Remove a wmb() that's not necessary. bus_dmamap_sync() is supposed to provide guarantees that ensure that memory that's prepared for PREWRITE can be DMA'd immediately after it returns. For non-x86 platforms, bus_dmamap_sync() takes care of ensuring that all writes to the command buffer has been posted well enough for the device to initiate DMA from that memory and get that contents. They all have the appropaite strength memory fence. For x86 platforms, the memory ordering is already strong enough. Once memory is written, the write to the uncached BAR to force the DMA to the device will get its contents.
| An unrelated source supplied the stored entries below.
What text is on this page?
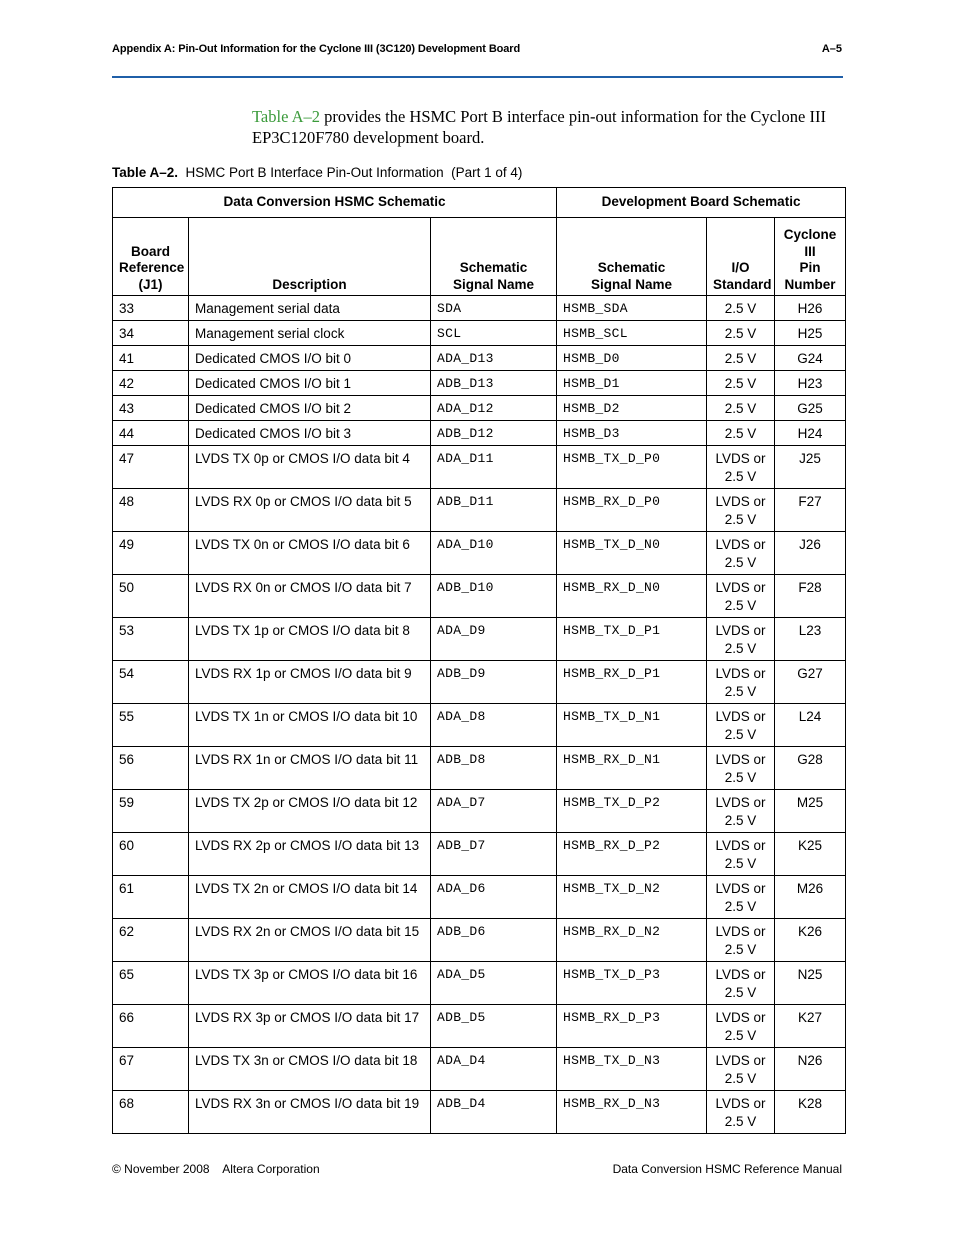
Appendix A: Pin-Out Information for the Cyclone III (3C120) Development Board	A–5
Table A–2 provides the HSMC Port B interface pin-out information for the Cyclone III EP3C120F780 development board.
Table A–2.  HSMC Port B Interface Pin-Out Information  (Part 1 of 4)
Data Conversion HSMC Schematic			Development Board Schematic		
Board
Reference
(J1)	Description	Schematic
Signal Name	Schematic
Signal Name	I/O
Standard	Cyclone
III
Pin
Number
33	Management serial data	SDA	HSMB_SDA	2.5 V	H26
34	Management serial clock	SCL	HSMB_SCL	2.5 V	H25
41	Dedicated CMOS I/O bit 0	ADA_D13	HSMB_D0	2.5 V	G24
42	Dedicated CMOS I/O bit 1	ADB_D13	HSMB_D1	2.5 V	H23
43	Dedicated CMOS I/O bit 2	ADA_D12	HSMB_D2	2.5 V	G25
44	Dedicated CMOS I/O bit 3	ADB_D12	HSMB_D3	2.5 V	H24
47	LVDS TX 0p or CMOS I/O data bit 4	ADA_D11	HSMB_TX_D_P0	LVDS or
2.5 V	J25
48	LVDS RX 0p or CMOS I/O data bit 5	ADB_D11	HSMB_RX_D_P0	LVDS or
2.5 V	F27
49	LVDS TX 0n or CMOS I/O data bit 6	ADA_D10	HSMB_TX_D_N0	LVDS or
2.5 V	J26
50	LVDS RX 0n or CMOS I/O data bit 7	ADB_D10	HSMB_RX_D_N0	LVDS or
2.5 V	F28
53	LVDS TX 1p or CMOS I/O data bit 8	ADA_D9	HSMB_TX_D_P1	LVDS or
2.5 V	L23
54	LVDS RX 1p or CMOS I/O data bit 9	ADB_D9	HSMB_RX_D_P1	LVDS or
2.5 V	G27
55	LVDS TX 1n or CMOS I/O data bit 10	ADA_D8	HSMB_TX_D_N1	LVDS or
2.5 V	L24
56	LVDS RX 1n or CMOS I/O data bit 11	ADB_D8	HSMB_RX_D_N1	LVDS or
2.5 V	G28
59	LVDS TX 2p or CMOS I/O data bit 12	ADA_D7	HSMB_TX_D_P2	LVDS or
2.5 V	M25
60	LVDS RX 2p or CMOS I/O data bit 13	ADB_D7	HSMB_RX_D_P2	LVDS or
2.5 V	K25
61	LVDS TX 2n or CMOS I/O data bit 14	ADA_D6	HSMB_TX_D_N2	LVDS or
2.5 V	M26
62	LVDS RX 2n or CMOS I/O data bit 15	ADB_D6	HSMB_RX_D_N2	LVDS or
2.5 V	K26
65	LVDS TX 3p or CMOS I/O data bit 16	ADA_D5	HSMB_TX_D_P3	LVDS or
2.5 V	N25
66	LVDS RX 3p or CMOS I/O data bit 17	ADB_D5	HSMB_RX_D_P3	LVDS or
2.5 V	K27
67	LVDS TX 3n or CMOS I/O data bit 18	ADA_D4	HSMB_TX_D_N3	LVDS or
2.5 V	N26
68	LVDS RX 3n or CMOS I/O data bit 19	ADB_D4	HSMB_RX_D_N3	LVDS or
2.5 V	K28
© November 2008    Altera Corporation	Data Conversion HSMC Reference Manual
As such, we don't need the wmb() here. It translates to an sfence which is only needed for writes to regions that have the write combining attribute set. The nvme driver does none of these. Now that x86's bus_dmamap_sync() includes a __compiler_membar, we can be assured the optimizer won't reorder the bus_dmamap_sync and the bus_space_write operations.
and
Annotate bus_dmamap_sync() with fence Add an explicit thread fence release before returning from bus_dmamap_sync. This should be a no-op in practice, but makes explicit that all ordinary stores will be completed before subsequent reads/writes to ordinary device memory. There is one exception. If you've mapped memory as write combining, then you will need to add a sfence or similar.